Lors de la séquence marquisienne de sa visite, Annick Girardin a annoncé que l’Agence du numérique passerait “un contrat avec le Pays” pour intervenir afin de “mieux aider la Polynésie à installer les câbles numériques souhaités dans l’ensemble des îles”.

Le câble interîles Natitua, qui doit raccorder en haut débit vingt nouvelles îles éloignées, doit être livré à la fin de l’année. L’État pourrait contribuer à son financement, pour l’instant porté uniquement par l’Office des postes et télécommunication (OPT). Mais les Australes, par exemple, ne sont pas desservies par ce nouveau câble ; une solution satellitaire de dernière génération pourrait y être développée.

 

• Communes

C’est la première fois qu’un ministre des Outre-mer rend visite au Syndicat de promotion des communes. Les sujets abordés étaient les mêmes que ceux évoqués en novembre au congrès des maires : la réforme du code général des collectivités territoriales (CGCT), le Fonds intercommunal de péréquation (la participation de l’État ne baissera pas cette année, mais pourrait augmenter un peu à l’avenir, a dit Annick Girardin), le contrat de projets dont le montant ne bougera pas, ou encore la remise en service de la bande radio AM.

 

• Continuité territoriale

Le sujet a notamment été évoqué aux Marquises, dans le cadre des évacuations sanitaires d’urgence, dont la longueur met des vies en danger. Annick Girardin a assuré qu’elle allait “voir avec le haut-commissariat et le gouvernement comment (les) accompagner”.

 

• Financement du régime de solidarité

Après avoir consenti une aide de trois ans (2015 à 2017) de 1,4 milliard par an, l’État a reconduit ce dispositif, mais seulement pour l’année en cours. Édouard Fritch a évoqué “une convention qui serait peut-être beaucoup plus longue et peut-être aussi plus importante en matière d’intervention financière”.

 

• Pêche aux Marquises
Le collectif qui s’oppose au projet de la Communauté de communes des îles Marquises (Codim) et de la famille Degage a remis à la ministre une lettre à l’attention d’Emmanuel Macron, président de la République, exprimant notamment leur désir de voir les Marquises transformées en grande Aire marine protégée (AMP).

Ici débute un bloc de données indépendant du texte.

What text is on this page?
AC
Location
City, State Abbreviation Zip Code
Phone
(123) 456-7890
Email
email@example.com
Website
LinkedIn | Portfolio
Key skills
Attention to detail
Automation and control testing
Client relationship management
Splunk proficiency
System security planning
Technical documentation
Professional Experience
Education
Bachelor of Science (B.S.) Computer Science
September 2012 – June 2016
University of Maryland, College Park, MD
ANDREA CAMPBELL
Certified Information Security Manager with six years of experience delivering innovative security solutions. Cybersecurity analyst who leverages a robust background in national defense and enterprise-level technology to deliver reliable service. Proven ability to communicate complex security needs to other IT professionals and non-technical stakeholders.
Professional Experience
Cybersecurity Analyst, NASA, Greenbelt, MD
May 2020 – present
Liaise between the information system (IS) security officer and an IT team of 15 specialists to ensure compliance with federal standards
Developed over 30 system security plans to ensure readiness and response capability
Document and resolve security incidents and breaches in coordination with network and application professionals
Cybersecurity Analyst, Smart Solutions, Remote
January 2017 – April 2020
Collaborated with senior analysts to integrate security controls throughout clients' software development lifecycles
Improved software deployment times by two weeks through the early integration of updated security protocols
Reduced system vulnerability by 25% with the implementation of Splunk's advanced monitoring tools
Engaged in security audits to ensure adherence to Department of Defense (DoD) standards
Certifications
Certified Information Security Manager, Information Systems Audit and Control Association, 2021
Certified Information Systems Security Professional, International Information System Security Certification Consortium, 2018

Annick Girardin s’est dite sensible à cette problématique parce que “la surpêche a détruit l’économie de (son) territoire”. Comme Édouard Fritch, la ministre a minimisé la contestation et attribué la situation actuelle à une communication défaillante.

 

• Violences faites aux femmes et aux enfants

C’est l’un des fléaux majeurs en Polynésie. Mille cinq cents plaintes sont déposées chaque année, sans compter les cas dont les autorités n’entendent jamais parler.

Les structures d’aide et d’accueil sont rares et débordées, et manquent toutes de moyens. Annick Girardin a réservé sa toute première visite de terrain au foyer d’accueil Pu o te hau. Dans un environnement insulaire fait de petites communautés, la ministre a convenu qu’il était “difficile de mettre en place des mesures d’éloignement”.

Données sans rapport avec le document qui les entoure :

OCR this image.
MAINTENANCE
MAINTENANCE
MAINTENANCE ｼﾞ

Édouard Fritch a déclaré que le gouvernement souhaitait étudier la création d’une “Maison des femmes” à laquelle contribuerait aussi l’État par la mise en place d’un service d’investigation et d’orientation éducative, afin de proposer une prise en charge globale des victimes de violences.

Le choix d’occulter, dans le vocabulaire même, le terme de “condition féminine” pour le remplacer par celui de “famille” dans l’intitulé du ministère en charge, semble être en décalage avec le Président de la République qui a fait de la cause des femmes la grande cause de son quinquennat.

 

• Nucléaire

Le sujet s’est violemment invité dans la visite d’Annick Girardin avec la parution en France, en début de semaine dernière, du rapport du Dr Christian Sueur sur les effets à long terme des essais nucléaires sur les enfants polynésiens.

“C’est tellement facile de systématiquement rallumer la mèche ! Je ne me laisserai pas emporter par des gens qui n’ont pas la compétence. S’il faut faire une étude sur la transmission génétique, nous la ferons. Je ne sais pas aujourd’hui comment y répondre, mais il y aura une réponse. Il faut qu’on soit extrêmement transparent dans ce qu’on va faire. Je n’ai pas de tabou”, a affirmé la ministre, qui a également reconnu “pour en avoir parlé avec les associations, (…) qu’il y a une perte de confiance totale”.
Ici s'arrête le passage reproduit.